If you are a parent, you experience great anxiety--and remorse--when your teenaged child pretends to listen to your safety warnings and promptly does exactly what you’ve told him/her not to do, resulting in their injury. The same can be said of insurers that watch their policyholders conduct themselves in an irresponsible way, ultimately injuring themselves or others.
I’m convinced that various subsets of our culture may not be capable of heeding warnings: storm chasers are compelled to risk their lives chasing tornadoes, campers continue to feed black bears, homeowners refuse to evacuate in the middle of a firestorm, and too many teens and adults alike continue to text while driving.
In years past, more than one insurer has told me that the greatest technology in the world won’t reduce the number of claims related to the “human choice” factor. Today, that’s a different story.
IBM is in the middle of a multi-media campaign to promote what it’s calling a cognitive “insights-as-a-service” offering, which includes hyper-localized content to create tailored marketing messaging aligned to a host of data sources (social, demographic, weather, emergency management, and Internet of Things).This is not big data used to improve claims processing per se; this is big data that has the potential to identify pockets of risk and develop specific and customized communications just for those pockets. There are plenty of warning messages that can be deployed to groups of insureds in the path of a tornado. But imagine your teenager getting a text from his/her auto carrier as they start their car engine, reminding them to turn their phone off NOW.
The use of a combination of GPS and advanced analytics to identify pockets of risk and develop specific “marketing” messaging based on proactive education about safety is already in play at many leading insurance companies.
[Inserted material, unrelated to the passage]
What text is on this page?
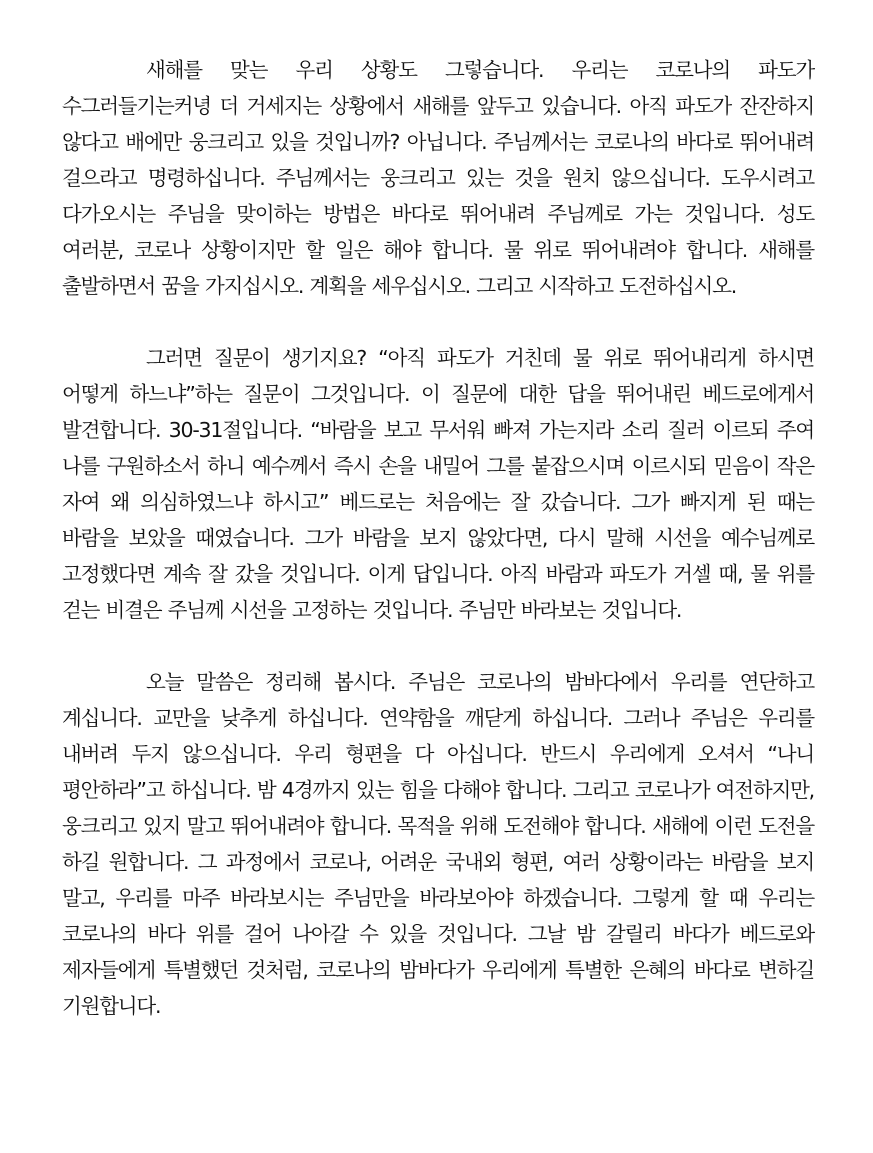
새해를 맞는 우리 상황도 그렇습니다. 우리는 코로나의 파도가 수그러들기는커녕 더 거세지는 상황에서 새해를 앞두고 있습니다. 아직 파도가 잔잔하지 않다고 배에만 웅크리고 있을 것입니까? 아닙니다. 주님께서는 코로나의 바다로 뛰어내려 걸으라고 명령하십니다. 주님께서는 웅크리고 있는 것을 원치 않으십니다. 도우시려고 다가오시는 주님을 맞이하는 방법은 바다로 뛰어내려 주님께로 가는 것입니다. 성도 여러분, 코로나 상황이지만 할 일은 해야 합니다. 물 위로 뛰어내려야 합니다. 새해를 출발하면서 꿈을 가지십시오. 계획을 세우십시오. 그리고 시작하고 도전하십시오.

그러면 질문이 생기지요? “아직 파도가 거친데 물 위로 뛰어내리게 하시면 어떻게 하느냐”하는 질문이 그것입니다. 이 질문에 대한 답을 뛰어내린 베드로에게서 발견합니다. 30-31절입니다. “바람을 보고 무서워 빠져 가는지라 소리 질러 이르되 주여 나를 구원하소서 하니 예수께서 즉시 손을 내밀어 그를 붙잡으시며 이르시되 믿음이 작은 자여 왜 의심하였느냐 하시고” 베드로는 처음에는 잘 갔습니다. 그가 빠지게 된 때는 바람을 보았을 때였습니다. 그가 바람을 보지 않았다면, 다시 말해 시선을 예수님께로 고정했다면 계속 잘 갔을 것입니다. 이게 답입니다. 아직 바람과 파도가 거셀 때, 물 위를 걷는 비결은 주님께 시선을 고정하는 것입니다. 주님만 바라보는 것입니다.

오늘 말씀은 정리해 봅시다. 주님은 코로나의 밤바다에서 우리를 연단하고 계십니다. 교만을 낮추게 하십니다. 연약함을 깨닫게 하십니다. 그러나 주님은 우리를 내버려 두지 않으십니다. 우리 형편을 다 아십니다. 반드시 우리에게 오셔서 “나니 평안하라”고 하십니다. 밤 4경까지 있는 힘을 다해야 합니다. 그리고 코로나가 여전하지만, 웅크리고 있지 말고 뛰어내려야 합니다. 목적을 위해 도전해야 합니다. 새해에 이런 도전을 하길 원합니다. 그 과정에서 코로나, 어려운 국내외 형편, 여러 상황이라는 바람을 보지 말고, 우리를 마주 바라보시는 주님만을 바라보아야 하겠습니다. 그렇게 할 때 우리는 코로나의 바다 위를 걸어 나아갈 수 있을 것입니다. 그날 밤 갈릴리 바다가 베드로와 제자들에게 특별했던 것처럼, 코로나의 밤바다가 우리에게 특별한 은혜의 바다로 변하길 기원합니다.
And it truly gives new meaning to the phrase “know your customer” (KYC).
For example, as part of its strategic plan, United Educators, which provides liability insurance to schools, colleges, and universities, has a progressive technology strategy that employs data analytics and business intelligence as part of an integrated approach to the insurer’s greater business objectives.
Moving beyond a pure services function toward providing strategic value to the institution, UE’s data analytics and risk management teams work in tandem to identify the most acute risks in need of safety-related education. But they don’t stop there: The insurer tailors its messaging campaigns to educate students of certain age groups on prevention and protection—such as the risks inherent in attending school away from home (drinking, sexual misconduct, etc.), the risks associated with traveling to and from school, etc.
When all is said and done, policyholders will continue to make questionable choices and exhibit unsafe behaviors. And it’s a matter of fact that the latest in data analytics (even as a service) alone will not suffice as a risk management tool, and it won’t single-handedly change the behavior of covered individuals. But if it is used to uncover individual characteristics at a granular level and combine that information with a larger and consistent messaging effort that targets specific behaviors of specific individuals or groups of individuals, insurers at least have a running start at reducing frequency or severity of loss.